PDF version for the language Gaeilge (Irish Gaelic) *
*Disclaimer: OHCHR is not responsible for the
contents of external links.

Gaeilge (Irish Gaelic)

Source: Joseph Enright


Native Name

Total Speakers
260,000 (1981)

Usage By Country
Official Language: Eire (Ireland) together with English
Home Speakers: chiefly in Connemara and Donegal

Irish Gaelic, often known simply as Irish, is an official language of the Republic of Ireland. It belongs to the Indo-European family, Celtic group, Goidelic subgroup. Over 200,000 people claim to be fluent or native speakers and perhaps another 100-200,000 have a good command of the language.
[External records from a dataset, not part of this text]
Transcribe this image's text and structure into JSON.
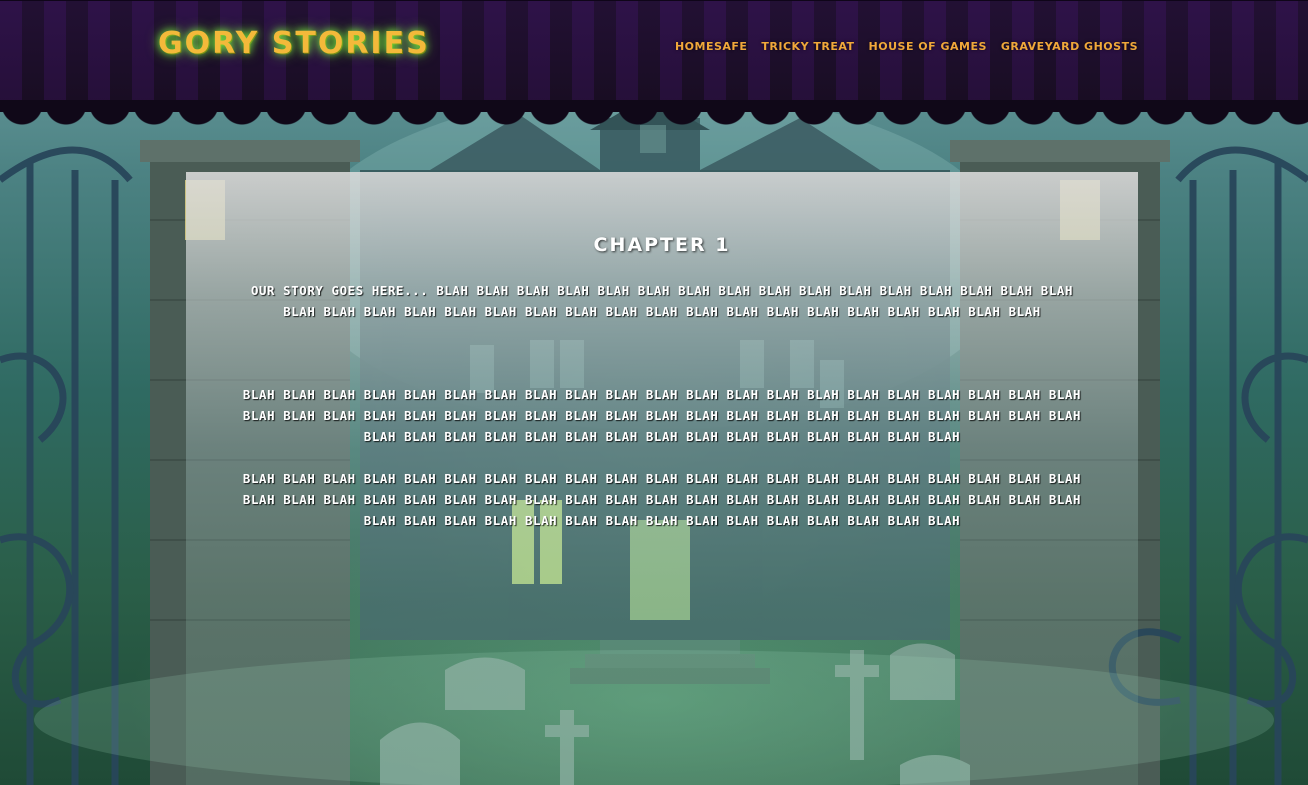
{
  "header": {
    "logo": "GORY STORIES",
    "nav": [
      "HOMESAFE",
      "TRICKY TREAT",
      "HOUSE OF GAMES",
      "GRAVEYARD GHOSTS"
    ]
  },
  "main": {
    "chapter_title": "CHAPTER 1",
    "paragraphs": [
      "OUR STORY GOES HERE... BLAH BLAH BLAH BLAH BLAH BLAH BLAH BLAH BLAH BLAH BLAH BLAH BLAH BLAH BLAH BLAH BLAH BLAH BLAH BLAH BLAH BLAH BLAH BLAH BLAH BLAH BLAH BLAH BLAH BLAH BLAH BLAH BLAH BLAH BLAH",
      "BLAH BLAH BLAH BLAH BLAH BLAH BLAH BLAH BLAH BLAH BLAH BLAH BLAH BLAH BLAH BLAH BLAH BLAH BLAH BLAH BLAH BLAH BLAH BLAH BLAH BLAH BLAH BLAH BLAH BLAH BLAH BLAH BLAH BLAH BLAH BLAH BLAH BLAH BLAH BLAH BLAH BLAH BLAH BLAH BLAH BLAH BLAH BLAH BLAH BLAH BLAH BLAH BLAH BLAH BLAH BLAH BLAH",
      "BLAH BLAH BLAH BLAH BLAH BLAH BLAH BLAH BLAH BLAH BLAH BLAH BLAH BLAH BLAH BLAH BLAH BLAH BLAH BLAH BLAH BLAH BLAH BLAH BLAH BLAH BLAH BLAH BLAH BLAH BLAH BLAH BLAH BLAH BLAH BLAH BLAH BLAH BLAH BLAH BLAH BLAH BLAH BLAH BLAH BLAH BLAH BLAH BLAH BLAH BLAH BLAH BLAH BLAH BLAH BLAH BLAH"
    ]
  },
  "colors": {
    "logo": "#f3b93a",
    "logo_glow": "#82ff46",
    "nav": "#f0a83a",
    "stripe_purple": "#2a1240",
    "stripe_dark": "#1a0f24"
  }
}
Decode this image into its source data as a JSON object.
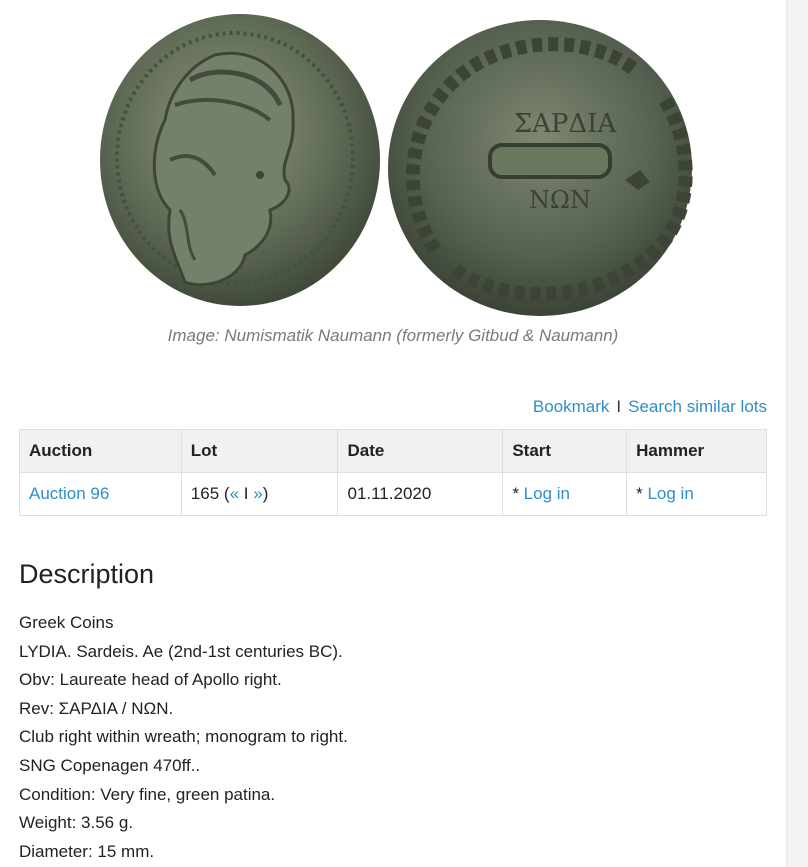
{
  "image": {
    "caption": "Image: Numismatik Naumann (formerly Gitbud & Naumann)",
    "reverse_legend_top": "ΣΑΡΔΙΑ",
    "reverse_legend_bottom": "ΝΩΝ",
    "colors": {
      "bronze_dark": "#3f4a38",
      "bronze_light": "#8a9478",
      "patina": "#6b7560"
    }
  },
  "actions": {
    "bookmark": "Bookmark",
    "separator": "I",
    "search_similar": "Search similar lots"
  },
  "table": {
    "headers": [
      "Auction",
      "Lot",
      "Date",
      "Start",
      "Hammer"
    ],
    "row": {
      "auction": "Auction 96",
      "lot_number": "165",
      "lot_nav_open": "(",
      "lot_prev": "«",
      "lot_sep": "I",
      "lot_next": "»",
      "lot_nav_close": ")",
      "date": "01.11.2020",
      "start_prefix": "* ",
      "start_link": "Log in",
      "hammer_prefix": "* ",
      "hammer_link": "Log in"
    }
  },
  "description": {
    "heading": "Description",
    "lines": [
      "Greek Coins",
      "LYDIA. Sardeis. Ae (2nd-1st centuries BC).",
      "Obv: Laureate head of Apollo right.",
      "Rev: ΣΑΡΔΙΑ / ΝΩΝ.",
      "Club right within wreath; monogram to right.",
      "SNG Copenagen 470ff..",
      "Condition: Very fine, green patina.",
      "Weight: 3.56 g.",
      "Diameter: 15 mm."
    ]
  },
  "links_color": "#2f8fc6"
}
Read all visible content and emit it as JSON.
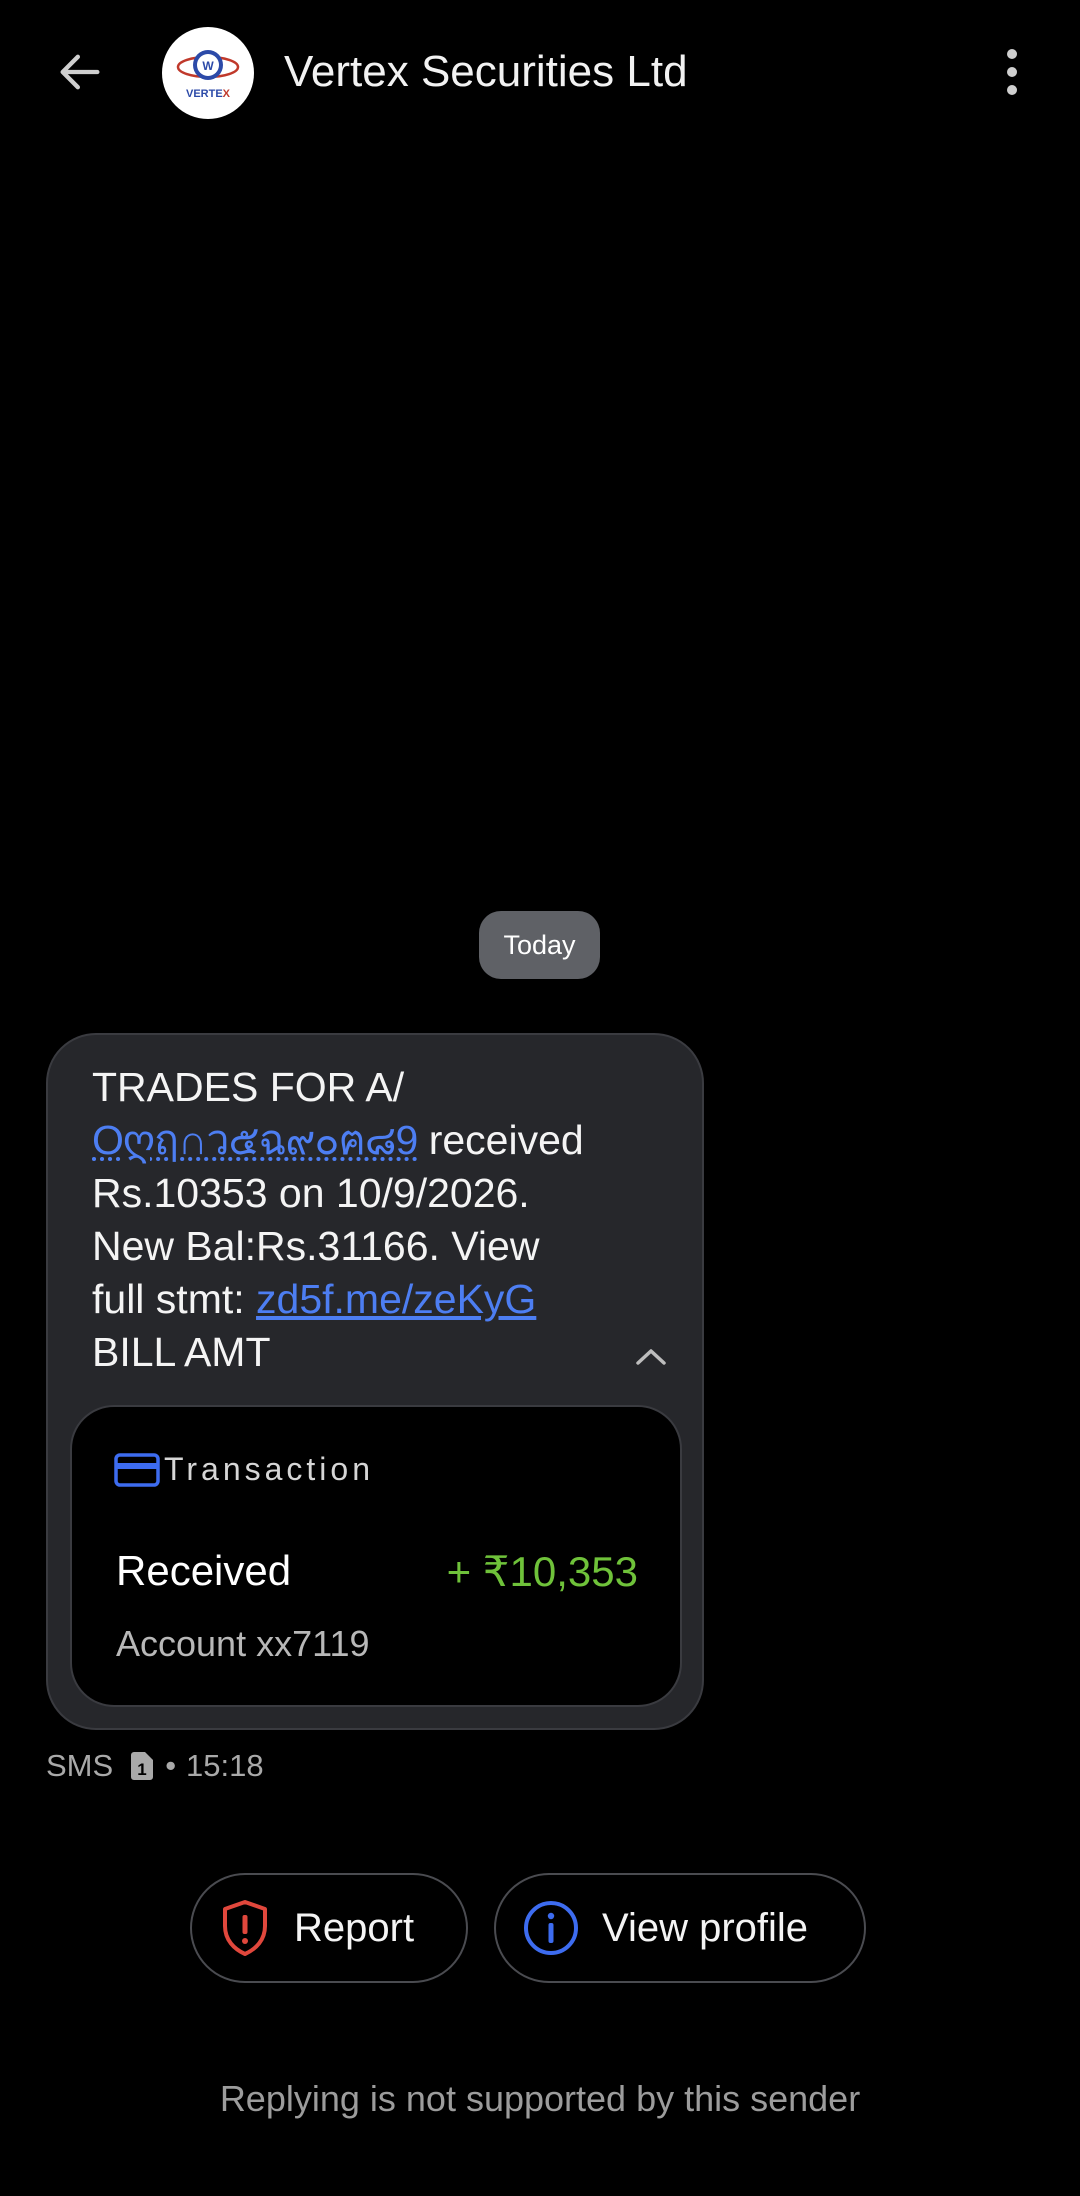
{
  "header": {
    "sender_name": "Vertex Securities Ltd",
    "avatar_logo_text": "VERTEX",
    "back_icon": "arrow-left-icon",
    "menu_icon": "more-vertical-icon"
  },
  "date_separator": "Today",
  "message": {
    "line1": "TRADES FOR A/",
    "account_masked": "Oღฤ∩ว๕ฉ๙๐ฅ๘9",
    "line2_suffix": " received",
    "line3": "Rs.10353 on 10/9/2026.",
    "line4": "New Bal:Rs.31166. View",
    "line5_prefix": "full stmt: ",
    "link": "zd5f.me/zeKyG",
    "line6": "BILL AMT",
    "collapse_icon": "chevron-up-icon"
  },
  "transaction_card": {
    "label": "Transaction",
    "icon": "card-icon",
    "type": "Received",
    "amount": "+ ₹10,353",
    "account": "Account xx7119",
    "colors": {
      "amount": "#6fc23a",
      "icon": "#3d6cf0"
    }
  },
  "meta": {
    "channel": "SMS",
    "sim_icon": "sim-1-icon",
    "time": "15:18"
  },
  "actions": {
    "report_label": "Report",
    "report_icon": "shield-alert-icon",
    "view_profile_label": "View profile",
    "view_profile_icon": "info-icon"
  },
  "footer_note": "Replying is not supported by this sender"
}
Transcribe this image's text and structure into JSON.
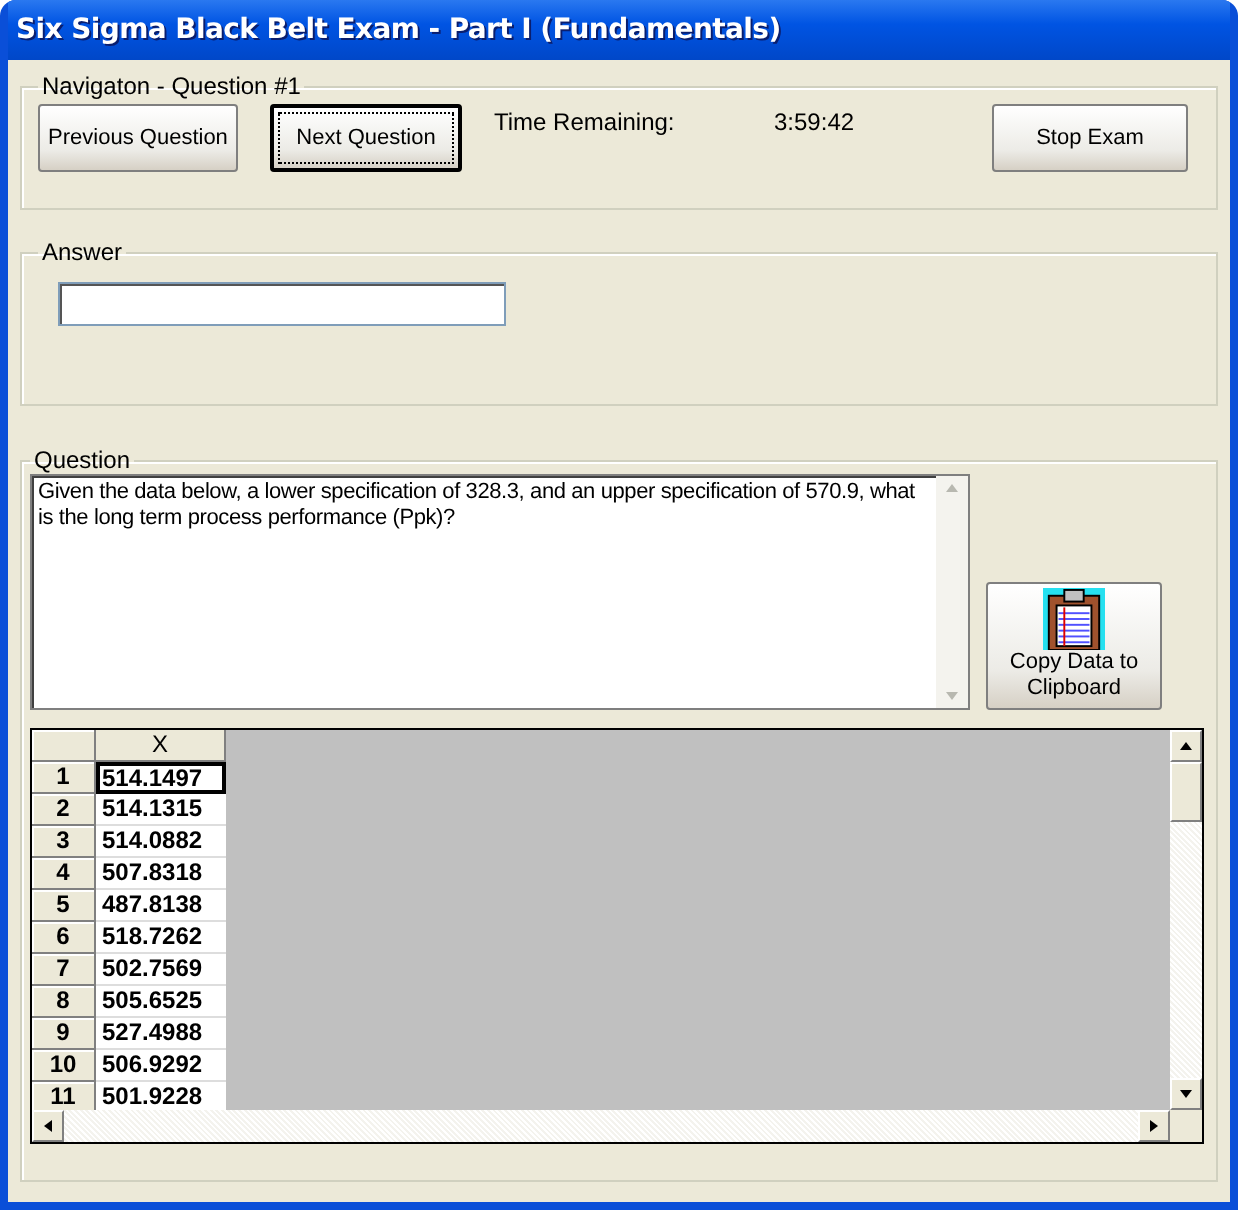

Latin script is generally used but sometimes also the Gaelic script, which was evolved from the Latin one during the 5th century. Always during the 5th century Gaelic was carried from Ireland to Scotland. With the course of time the Scottish variety diverged to the point where it was clearly a separate dialect. Irish is taught as an official language in schools and encouraged by the government. As all other Celtic languages (e.g. Cornish, Welsh, Breton), a characteristic distinguishing it from other Indo-European linguistic groups is the loss of the original Indo-European sound "p". Its rules of pronunciation are extremely complicated, as the spelling generally does not correspond to the pronunciation. English words of Gaelic origin include hard, glen, bog, slogan, whiskey, blarney, shillelagh, shamrock, colleen, brogoc, and galore.